Limitations of this study are typical of this type of research. They include the adequacy of covariate control and the impact of measurement error in the exposure and outcome variables. Most of the risk factors, such as the presence of chronic conditions and cigarette smoking, do not vary on a day-to-day basis; hence, they are not likely confounders. Fixed-site monitors provide daily pollution levels and are used to represent personal exposures of ambient air pollution. There will be some degree of measurement errors here. However, Windsor is not a large city geographically and we believe that with the four monitors, the measurement errors will not be greater than would be found in other similar-sized cities.
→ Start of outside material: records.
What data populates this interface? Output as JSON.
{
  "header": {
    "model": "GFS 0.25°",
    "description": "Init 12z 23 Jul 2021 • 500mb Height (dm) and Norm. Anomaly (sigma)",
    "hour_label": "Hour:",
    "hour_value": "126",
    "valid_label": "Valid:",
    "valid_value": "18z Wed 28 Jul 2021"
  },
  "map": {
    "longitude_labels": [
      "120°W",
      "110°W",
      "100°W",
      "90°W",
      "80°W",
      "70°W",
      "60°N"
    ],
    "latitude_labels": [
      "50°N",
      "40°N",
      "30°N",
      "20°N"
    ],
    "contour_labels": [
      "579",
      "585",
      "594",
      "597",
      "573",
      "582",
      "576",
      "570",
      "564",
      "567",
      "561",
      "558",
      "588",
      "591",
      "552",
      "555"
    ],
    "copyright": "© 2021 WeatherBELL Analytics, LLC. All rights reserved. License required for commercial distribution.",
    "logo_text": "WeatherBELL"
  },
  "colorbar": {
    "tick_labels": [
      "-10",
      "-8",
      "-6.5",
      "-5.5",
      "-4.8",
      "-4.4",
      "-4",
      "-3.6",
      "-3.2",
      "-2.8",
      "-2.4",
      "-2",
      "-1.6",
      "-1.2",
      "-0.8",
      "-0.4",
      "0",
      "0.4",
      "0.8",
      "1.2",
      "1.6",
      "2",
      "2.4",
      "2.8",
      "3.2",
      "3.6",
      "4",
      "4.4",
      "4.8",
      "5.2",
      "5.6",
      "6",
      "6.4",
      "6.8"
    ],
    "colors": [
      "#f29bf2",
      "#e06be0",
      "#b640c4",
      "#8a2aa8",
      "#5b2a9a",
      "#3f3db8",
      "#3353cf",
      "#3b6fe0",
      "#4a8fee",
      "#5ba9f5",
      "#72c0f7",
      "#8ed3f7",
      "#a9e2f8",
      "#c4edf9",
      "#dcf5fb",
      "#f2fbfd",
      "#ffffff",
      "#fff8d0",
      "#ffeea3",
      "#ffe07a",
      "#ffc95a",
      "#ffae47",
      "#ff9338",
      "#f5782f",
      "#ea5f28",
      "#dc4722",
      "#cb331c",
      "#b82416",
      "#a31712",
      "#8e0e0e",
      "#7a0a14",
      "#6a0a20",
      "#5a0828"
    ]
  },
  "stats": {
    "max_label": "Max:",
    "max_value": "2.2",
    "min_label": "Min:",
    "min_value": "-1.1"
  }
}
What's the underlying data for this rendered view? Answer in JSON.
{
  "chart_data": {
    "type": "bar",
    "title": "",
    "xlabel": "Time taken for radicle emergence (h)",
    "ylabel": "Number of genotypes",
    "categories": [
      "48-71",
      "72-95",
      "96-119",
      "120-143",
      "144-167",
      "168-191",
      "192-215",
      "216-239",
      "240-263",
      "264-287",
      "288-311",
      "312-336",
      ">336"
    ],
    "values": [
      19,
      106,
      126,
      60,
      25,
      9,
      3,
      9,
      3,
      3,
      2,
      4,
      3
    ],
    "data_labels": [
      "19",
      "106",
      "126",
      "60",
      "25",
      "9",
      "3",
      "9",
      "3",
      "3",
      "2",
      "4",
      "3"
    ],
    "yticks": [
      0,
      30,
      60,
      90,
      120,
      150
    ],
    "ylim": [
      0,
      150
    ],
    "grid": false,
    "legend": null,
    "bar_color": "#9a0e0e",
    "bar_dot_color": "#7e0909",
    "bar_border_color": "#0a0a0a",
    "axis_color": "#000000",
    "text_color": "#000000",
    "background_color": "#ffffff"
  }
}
Although the results here suggest a weak association between cardiac hospitalization and most ambient air pollutants except SO2, the September 11, 2001 event has brought renewed concerns about the effects of air pollution in Windsor. There have been increasing delays and congestion at the border-crossing points, resulting in long lines of trucks spewing toxic pollutants from their archaic exhaust systems into the air. The combined effect of vehicular and industrial pollutants could make the improvements of the past few years rapidly disappear. As such, the plausible next step is to conduct a post 9/11 follow-up study that examines the impact of ambient air pollution in Windsor. More frequent air quality monitoring is needed to detect any changes that may be taking place.
This research was supported in part by an NSERC operating grant to K. Fung, by a Canadian Institutes of Health Research investigator award to K. Gorey and an associated partnership appointment to I. Luginaah.